Links with underscores will be escaped
dragonito opened this issue · 6 comments
Hi there,
got a problem with a special kind of urls looking like
https://example.de/this_is_a_nice_file.ext
it will be converted to:
https://example.de/this\_is\_a\_nice\_file.ext
Perhaps you got an idea to fix it?
Cu Robin
Would you be able to share the exact HTML that causes this behavior? That will help us to replicate the issue and come up with a fix :)
Its really simple:
<p>https://www.dragonito.net/test_hallo_welt.pdf<br/></p>
will be
https://www.dragonito.net/test\_hallo\_welt.pdf
I use some options:
$options = [ 'strip_tags' => true, 'header_style' => 'atx', ];
hope it helps to find the problem, thanks a lot :D
The problem is occurring here:
html-to-markdown/src/Converter/TextConverter.php
Lines 22 to 24 in 7bd4aa5
This logic is unaware of the complex rules that CommonMark has for determining whether underscore characters within words would be treated as emphasis or not.
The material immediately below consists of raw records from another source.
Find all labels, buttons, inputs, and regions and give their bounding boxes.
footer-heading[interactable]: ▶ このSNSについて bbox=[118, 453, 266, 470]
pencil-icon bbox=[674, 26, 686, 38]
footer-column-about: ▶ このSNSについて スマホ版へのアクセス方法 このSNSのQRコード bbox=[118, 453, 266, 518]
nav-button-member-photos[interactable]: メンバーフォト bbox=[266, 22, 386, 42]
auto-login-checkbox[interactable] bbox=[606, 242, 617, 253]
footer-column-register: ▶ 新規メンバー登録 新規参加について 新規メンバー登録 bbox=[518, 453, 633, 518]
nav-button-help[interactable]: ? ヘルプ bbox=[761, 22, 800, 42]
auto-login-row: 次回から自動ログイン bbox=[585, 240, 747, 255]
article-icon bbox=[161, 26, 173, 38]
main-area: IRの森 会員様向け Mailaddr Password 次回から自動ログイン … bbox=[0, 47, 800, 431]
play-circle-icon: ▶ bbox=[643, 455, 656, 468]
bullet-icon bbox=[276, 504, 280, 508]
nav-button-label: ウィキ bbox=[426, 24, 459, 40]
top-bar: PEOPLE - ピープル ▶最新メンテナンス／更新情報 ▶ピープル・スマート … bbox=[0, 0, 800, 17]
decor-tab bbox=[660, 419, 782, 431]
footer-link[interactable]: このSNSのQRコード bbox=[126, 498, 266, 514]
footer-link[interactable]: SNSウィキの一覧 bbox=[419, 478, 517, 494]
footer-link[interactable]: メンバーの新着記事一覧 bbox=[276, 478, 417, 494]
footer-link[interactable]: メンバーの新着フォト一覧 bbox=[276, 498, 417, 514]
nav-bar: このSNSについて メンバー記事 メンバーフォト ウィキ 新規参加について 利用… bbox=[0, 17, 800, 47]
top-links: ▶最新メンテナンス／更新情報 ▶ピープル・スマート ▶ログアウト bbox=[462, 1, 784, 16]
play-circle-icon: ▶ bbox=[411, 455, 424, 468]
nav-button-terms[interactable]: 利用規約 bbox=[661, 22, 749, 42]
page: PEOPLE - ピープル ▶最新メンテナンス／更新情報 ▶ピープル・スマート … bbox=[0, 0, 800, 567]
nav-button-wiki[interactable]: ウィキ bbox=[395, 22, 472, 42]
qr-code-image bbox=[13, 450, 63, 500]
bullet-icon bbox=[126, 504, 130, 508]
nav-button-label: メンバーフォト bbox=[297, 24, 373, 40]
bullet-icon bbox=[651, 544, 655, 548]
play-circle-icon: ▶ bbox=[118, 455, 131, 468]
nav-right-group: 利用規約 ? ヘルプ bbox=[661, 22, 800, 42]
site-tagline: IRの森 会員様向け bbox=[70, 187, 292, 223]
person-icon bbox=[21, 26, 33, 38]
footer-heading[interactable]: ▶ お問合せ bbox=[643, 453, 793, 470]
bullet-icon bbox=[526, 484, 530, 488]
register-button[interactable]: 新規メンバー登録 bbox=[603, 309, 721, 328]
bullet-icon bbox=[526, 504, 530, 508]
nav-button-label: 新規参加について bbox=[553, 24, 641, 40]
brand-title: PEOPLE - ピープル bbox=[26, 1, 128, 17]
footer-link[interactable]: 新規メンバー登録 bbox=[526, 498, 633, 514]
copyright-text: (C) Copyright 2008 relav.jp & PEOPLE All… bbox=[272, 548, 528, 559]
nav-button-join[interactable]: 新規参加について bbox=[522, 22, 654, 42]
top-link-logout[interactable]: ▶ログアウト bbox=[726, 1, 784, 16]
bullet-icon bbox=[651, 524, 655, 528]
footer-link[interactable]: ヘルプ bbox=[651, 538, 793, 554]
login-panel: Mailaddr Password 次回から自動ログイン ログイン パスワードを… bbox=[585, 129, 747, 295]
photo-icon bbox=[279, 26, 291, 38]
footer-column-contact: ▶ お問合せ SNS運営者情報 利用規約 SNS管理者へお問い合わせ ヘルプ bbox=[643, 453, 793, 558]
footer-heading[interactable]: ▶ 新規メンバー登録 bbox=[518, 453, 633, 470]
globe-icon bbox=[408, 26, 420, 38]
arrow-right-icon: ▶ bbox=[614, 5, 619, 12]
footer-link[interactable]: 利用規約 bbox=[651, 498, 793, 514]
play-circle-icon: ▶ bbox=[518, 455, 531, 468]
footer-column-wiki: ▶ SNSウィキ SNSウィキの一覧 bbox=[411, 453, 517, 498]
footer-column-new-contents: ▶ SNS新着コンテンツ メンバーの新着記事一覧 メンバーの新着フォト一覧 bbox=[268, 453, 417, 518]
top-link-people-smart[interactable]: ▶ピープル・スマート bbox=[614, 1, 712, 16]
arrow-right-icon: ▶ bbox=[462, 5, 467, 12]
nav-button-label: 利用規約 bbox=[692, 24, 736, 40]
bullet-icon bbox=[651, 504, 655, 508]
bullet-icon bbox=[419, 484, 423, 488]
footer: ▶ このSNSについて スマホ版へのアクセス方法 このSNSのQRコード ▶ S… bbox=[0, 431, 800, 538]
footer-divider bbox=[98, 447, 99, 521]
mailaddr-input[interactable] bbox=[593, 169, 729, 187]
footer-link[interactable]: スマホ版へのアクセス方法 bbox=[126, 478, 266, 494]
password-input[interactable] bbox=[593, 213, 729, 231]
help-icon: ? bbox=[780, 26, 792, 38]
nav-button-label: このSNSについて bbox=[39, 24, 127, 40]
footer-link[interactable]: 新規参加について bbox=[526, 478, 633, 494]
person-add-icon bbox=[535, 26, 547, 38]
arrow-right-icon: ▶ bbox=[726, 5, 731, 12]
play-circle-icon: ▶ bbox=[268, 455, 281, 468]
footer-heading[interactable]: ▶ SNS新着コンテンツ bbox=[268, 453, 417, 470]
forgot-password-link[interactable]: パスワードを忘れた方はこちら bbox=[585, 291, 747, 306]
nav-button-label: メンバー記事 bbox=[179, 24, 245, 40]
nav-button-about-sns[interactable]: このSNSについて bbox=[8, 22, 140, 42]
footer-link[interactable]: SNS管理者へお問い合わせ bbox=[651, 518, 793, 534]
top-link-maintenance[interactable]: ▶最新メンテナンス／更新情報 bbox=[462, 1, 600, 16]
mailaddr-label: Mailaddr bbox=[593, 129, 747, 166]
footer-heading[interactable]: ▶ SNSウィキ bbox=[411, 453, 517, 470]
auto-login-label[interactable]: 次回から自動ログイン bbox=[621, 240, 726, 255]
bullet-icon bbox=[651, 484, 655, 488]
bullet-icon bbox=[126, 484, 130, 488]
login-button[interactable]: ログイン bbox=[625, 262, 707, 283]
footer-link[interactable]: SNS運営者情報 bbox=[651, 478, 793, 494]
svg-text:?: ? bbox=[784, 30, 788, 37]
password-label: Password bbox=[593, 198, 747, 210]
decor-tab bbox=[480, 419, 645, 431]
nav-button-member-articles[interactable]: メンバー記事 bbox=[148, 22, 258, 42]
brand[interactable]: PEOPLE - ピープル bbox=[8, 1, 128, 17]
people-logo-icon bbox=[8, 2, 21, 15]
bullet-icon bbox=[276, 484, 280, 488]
Unfortunately, this isn't going to be easy to fix in a reliable way without porting over all of that delimiter parsing functionality, which is very low on my list of open-source priorities right now.
I'd be open to any ideas for easier fixes that fix this particular case without breaking our existing tests.
A potential naive solution might be breaking this regex replacement into three steps:
- Escape any
\
characters first (to prevent double-escaping later) - Escape any
_
characters that do not appear within words (without accounting for all of CommonMark's edge cases) - Escape the other characters as usual
It wouldn't be perfect but it would be much closer to what you'd expect.
hi @colinodell i played a little bit, added a test and check if the plain text is an url, if its an url I ignore _ escaping. Perhaps not the best solution, but a possible inspiration for fixing it
This issue has been automatically marked as stale because it has not had recent activity. It will be closed if no further activity occurs. Thank you for your contributions.